The Maironis Lithuanian Literature Museum (Maironio lietuvių literatūros muziejus) is located in the Siručiai Palace of Kaunas, Lithuania. It contains the former home of Lithuanian priest and poet Jonas Mačiulis-Maironis, who purchased the building in 1909. The museum opened in 1936. It contains the fully renovated living quarters of the poet, complete with his belongings and furniture.

== History ==
The Maironis Lithuanian Literature Museum is located in the Siručiai Palace of Kaunas, Lithuania. The building where it is established was built in 1742 by Kaunas city court foreman Simonas Sirutis and was purchased by Lithuanian priest and poet Jonas Mačiulis-Maironis in 1909. The building has previously been built as three separate houses, then joined together and used as a grand mansion, later turned into a hospital and a Russian barracks. The vaults in the basement are 15th and 16th century and are some of the oldest in the city. They were at one time used as a prison.

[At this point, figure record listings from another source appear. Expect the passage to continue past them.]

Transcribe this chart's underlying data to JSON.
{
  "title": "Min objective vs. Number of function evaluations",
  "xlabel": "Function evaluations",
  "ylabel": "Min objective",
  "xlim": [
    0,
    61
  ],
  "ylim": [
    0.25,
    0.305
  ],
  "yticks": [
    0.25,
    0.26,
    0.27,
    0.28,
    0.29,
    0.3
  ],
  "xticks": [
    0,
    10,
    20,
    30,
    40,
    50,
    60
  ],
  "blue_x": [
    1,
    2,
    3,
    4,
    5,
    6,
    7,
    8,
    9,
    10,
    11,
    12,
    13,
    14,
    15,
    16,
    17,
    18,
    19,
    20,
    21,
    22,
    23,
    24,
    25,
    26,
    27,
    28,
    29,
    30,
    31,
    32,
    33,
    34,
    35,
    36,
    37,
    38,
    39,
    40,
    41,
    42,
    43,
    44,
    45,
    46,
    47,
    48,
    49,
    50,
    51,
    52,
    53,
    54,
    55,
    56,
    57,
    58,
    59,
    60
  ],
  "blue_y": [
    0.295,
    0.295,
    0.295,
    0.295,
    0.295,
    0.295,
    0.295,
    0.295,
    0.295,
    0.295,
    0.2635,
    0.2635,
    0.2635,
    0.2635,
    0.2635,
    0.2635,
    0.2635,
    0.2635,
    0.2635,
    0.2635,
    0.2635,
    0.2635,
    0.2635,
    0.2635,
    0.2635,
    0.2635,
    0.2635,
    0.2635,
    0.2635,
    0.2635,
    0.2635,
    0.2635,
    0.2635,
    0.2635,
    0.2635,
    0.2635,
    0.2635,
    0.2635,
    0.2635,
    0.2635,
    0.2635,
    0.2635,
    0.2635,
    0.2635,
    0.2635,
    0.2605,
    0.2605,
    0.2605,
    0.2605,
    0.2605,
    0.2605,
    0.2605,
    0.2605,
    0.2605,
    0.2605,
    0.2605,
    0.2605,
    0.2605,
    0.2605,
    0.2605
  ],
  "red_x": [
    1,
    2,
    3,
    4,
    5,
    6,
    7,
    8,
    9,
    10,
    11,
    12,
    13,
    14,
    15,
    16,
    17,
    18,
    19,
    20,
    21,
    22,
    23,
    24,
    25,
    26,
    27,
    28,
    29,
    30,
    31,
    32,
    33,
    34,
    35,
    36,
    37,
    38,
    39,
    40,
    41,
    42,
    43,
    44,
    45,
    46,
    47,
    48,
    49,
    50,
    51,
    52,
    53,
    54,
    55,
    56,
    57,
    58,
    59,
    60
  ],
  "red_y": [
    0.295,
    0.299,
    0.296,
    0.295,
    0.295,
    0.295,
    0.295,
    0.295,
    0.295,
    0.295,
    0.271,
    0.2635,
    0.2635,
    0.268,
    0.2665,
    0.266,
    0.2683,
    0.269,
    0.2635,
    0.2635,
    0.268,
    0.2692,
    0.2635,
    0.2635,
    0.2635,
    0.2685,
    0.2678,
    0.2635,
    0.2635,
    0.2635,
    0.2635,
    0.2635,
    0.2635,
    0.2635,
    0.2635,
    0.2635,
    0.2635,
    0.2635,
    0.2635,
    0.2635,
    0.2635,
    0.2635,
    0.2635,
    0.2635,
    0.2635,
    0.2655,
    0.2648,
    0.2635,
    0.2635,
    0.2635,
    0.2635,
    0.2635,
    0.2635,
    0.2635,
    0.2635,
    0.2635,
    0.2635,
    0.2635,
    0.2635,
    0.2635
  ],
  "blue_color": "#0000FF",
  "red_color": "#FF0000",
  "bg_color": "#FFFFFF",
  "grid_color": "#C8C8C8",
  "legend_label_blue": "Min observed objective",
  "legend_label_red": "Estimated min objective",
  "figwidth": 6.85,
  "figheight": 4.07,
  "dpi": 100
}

Having renovated the building somewhat, Maironis turned the second floor into an apartment and living quarters for himself, and leaving the rest of the mansion for use of Lithuanian cultural organizations. A number of cultural organizations established themselves in the building including the first Lithuanian library-athenaeum in Kaunas, the Catholic Women's Association, a craft school, the editorial offices of the magazine Garnys, and a publisher.

== Museum ==
The museum was opened as the Maironis Museum in 1936, four years after the death of Maironis. The literature museum includes the fully renovated flat, which is still furnished with all Maironis's belongings, and retains the original wall and ceiling decorations of the interwar period.